Graduation is always a special time for me as a school leader. At Ednovate, our mission is to educate high school students who will use their college degrees and careers to enact Positive Multigenerational Change in their communities, nation and world. There are currently three schools in the Ednovate network. Each student in our community is so dear to me, and there are few things more gratifying than seeing them reach the important milestone of high school graduation.

But this year, it was a college graduation that was the most memorable to me. A former student of mine, Felicia, who I met long before I opened Ednovate, graduated from UMass Amherst this spring. A few weeks ago, I flew there from Los Angeles to see Felicia receive her Bachelor’s Degree, 11 years after I watched her graduate from high school.

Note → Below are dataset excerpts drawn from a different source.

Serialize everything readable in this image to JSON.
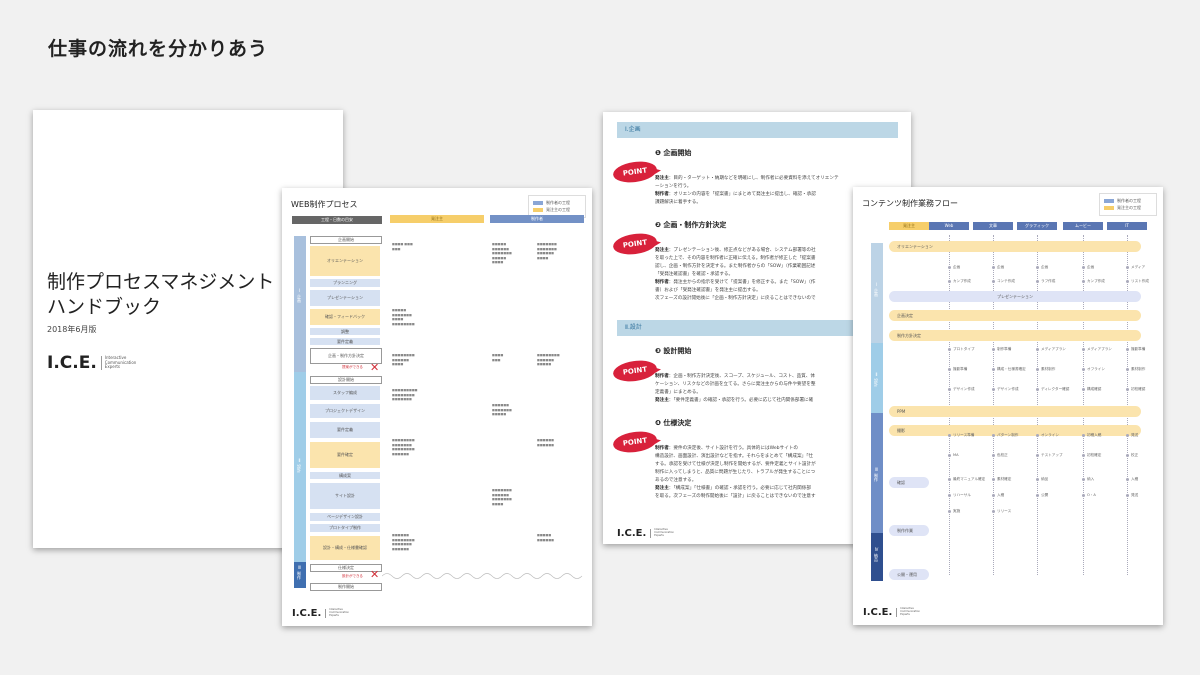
{
  "slide": {
    "title": "仕事の流れを分かりあう"
  },
  "cover": {
    "title_line1": "制作プロセスマネジメント",
    "title_line2": "ハンドブック",
    "date": "2018年6月版",
    "logo": "I.C.E.",
    "logo_sub": [
      "Interactive",
      "Communication",
      "Experts"
    ]
  },
  "web_process": {
    "title": "WEB制作プロセス",
    "legend": [
      "制作者の工程",
      "発注主の工程"
    ],
    "col_headers": [
      "工程・日数の目安",
      "発注主",
      "制作者"
    ],
    "steps": [
      "企画開始",
      "オリエンテーション",
      "プランニング",
      "プレゼンテーション",
      "確認・フィードバック",
      "調整",
      "要件定義",
      "企画・制作方針決定",
      "設計開始",
      "スタッフ編成",
      "プロジェクトデザイン",
      "要件定義",
      "要件確定",
      "構成案",
      "サイト設計",
      "ページデザイン設計",
      "プロトタイプ制作",
      "設計・構成・仕様書確認",
      "仕様決定",
      "制作開始"
    ],
    "red_labels": [
      "提案ができる",
      "設計ができる"
    ],
    "phases": [
      "Ⅰ 企画",
      "Ⅱ 設計",
      "Ⅲ 制作"
    ]
  },
  "points": {
    "section1": "Ⅰ.企画",
    "section2": "Ⅱ.設計",
    "items": [
      {
        "title": "❶ 企画開始",
        "lines": [
          {
            "who": "発注主",
            "text": "：目的・ターゲット・納期などを明確にし、制作者に必要資料を添えてオリエンテ"
          },
          {
            "who": "",
            "text": "ーションを行う。"
          },
          {
            "who": "制作者",
            "text": "：オリエンの内容を「提案書」にまとめて発注主に提出し、確認・承認"
          },
          {
            "who": "",
            "text": "課題解決に着手する。"
          }
        ]
      },
      {
        "title": "❷ 企画・制作方針決定",
        "lines": [
          {
            "who": "発注主",
            "text": "：プレゼンテーション後、修正点などがある場合、システム部署等の社"
          },
          {
            "who": "",
            "text": "を取った上で、その内容を制作者に正確に伝える。制作者が修正した「提案書"
          },
          {
            "who": "",
            "text": "認し、企画・制作方針を決定する。また制作者からの「SOW」（作業範囲記述"
          },
          {
            "who": "",
            "text": "「受発注確認書」を確認・承認する。"
          },
          {
            "who": "制作者",
            "text": "：発注主からの指示を受けて「提案書」を修正する。また「SOW」（作"
          },
          {
            "who": "",
            "text": "書）および「受発注確認書」を発注主に提出する。"
          },
          {
            "who": "",
            "text": "次フェーズの設計開始後に「企画・制作方針決定」に戻ることはできないので"
          }
        ]
      },
      {
        "title": "❸ 設計開始",
        "lines": [
          {
            "who": "制作者",
            "text": "：企画・制作方針決定後、スコープ、スケジュール、コスト、品質、体"
          },
          {
            "who": "",
            "text": "ケーション、リスクなどの計画を立てる。さらに発注主からの与件や要望を整"
          },
          {
            "who": "",
            "text": "定義書」にまとめる。"
          },
          {
            "who": "発注主",
            "text": "：「要件定義書」の確認・承認を行う。必要に応じて社内関係部署に確"
          }
        ]
      },
      {
        "title": "❹ 仕様決定",
        "lines": [
          {
            "who": "制作者",
            "text": "：要件の決定後、サイト設計を行う。具体的にはWebサイトの"
          },
          {
            "who": "",
            "text": "構造設計、画面設計、演出設計などを指す。それらをまとめて「構成案」「仕"
          },
          {
            "who": "",
            "text": "する。承認を受けて仕様が決定し制作を開始するが、要件定義とサイト設計が"
          },
          {
            "who": "",
            "text": "制作に入ってしまうと、品質に問題が生じたり、トラブルが発生することにつ"
          },
          {
            "who": "",
            "text": "あるので注意する。"
          },
          {
            "who": "発注主",
            "text": "：「構成案」「仕様書」の確認・承認を行う。必要に応じて社内関係部"
          },
          {
            "who": "",
            "text": "を取る。次フェーズの制作開始後に「設計」に戻ることはできないので注意す"
          }
        ]
      }
    ],
    "point_label": "POINT",
    "logo": "I.C.E."
  },
  "contents_flow": {
    "title": "コンテンツ制作業務フロー",
    "legend": [
      "制作者の工程",
      "発注主の工程"
    ],
    "col_headers": [
      "発注主",
      "Web",
      "文章",
      "グラフィック",
      "ムービー",
      "IT"
    ],
    "rows": [
      "オリエンテーション",
      "プレゼンテーション",
      "企画決定",
      "制作方針決定",
      "PPM",
      "撮影",
      "確認",
      "制作作業",
      "公開・運用"
    ],
    "labels": [
      "企画",
      "企画",
      "企画",
      "企画",
      "メディア",
      "カンプ作成",
      "コンテ作成",
      "ラフ作成",
      "カンプ作成",
      "リスト作成",
      "プロトタイプ",
      "制作準備",
      "メディアプラン",
      "メディアプラン",
      "撮影準備",
      "撮影準備",
      "構成・仕様書確定",
      "素材制作",
      "オフライン",
      "素材制作",
      "デザイン作成",
      "デザイン作成",
      "ディレクター確認",
      "構成確認",
      "初校確認",
      "リリース準備",
      "パターン制作",
      "オンライン",
      "初稿入稿",
      "発送",
      "MA",
      "色校正",
      "テストアップ",
      "初校確定",
      "校正",
      "最終マニュアル確定",
      "素材確定",
      "納品",
      "納入",
      "入稿",
      "リハーサル",
      "入稿",
      "公開",
      "O・A",
      "発送",
      "実施",
      "リリース"
    ],
    "phases": [
      "Ⅰ 企画",
      "Ⅱ 設計",
      "Ⅲ 制作",
      "Ⅳ 納品"
    ],
    "logo": "I.C.E."
  },
  "colors": {
    "accent_red": "#d8213b",
    "process_blue": "#8aa6d6",
    "client_yellow": "#f6ce6a",
    "section_bar": "#bcd7e6"
  }
}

As an educator, each student touches your life in a different way. I met Felicia in 2002 when I was a high school math teacher in Boston, and she inspired me to ultimately found the schools I opened in Chicago and Los Angeles. I remember those days when she would tell me: “I’m bored” or “I’m not being challenged.” Back then, I wished I had a way for Felicia to work at her own level without waiting for the rest of the class to catch up. Instead, I would tell her to go to the computer lab and research something she was interested in.  The trouble was Felicia didn’t know what she was interested in because she hadn’t yet found her passion, and her school didn’t have a structure to help her discover it. That experience inspired me to create a model that would have better set her up for success.

I’m thankful to NewSchools Venture Fund for supporting us as one of our earliest funders, which was crucial to getting Ednovate off the ground. Ednovate is just five years old, but we’ve had a 100 percent graduation rate each year, and from last year’s graduating class, 93 percent are still in college in their second year.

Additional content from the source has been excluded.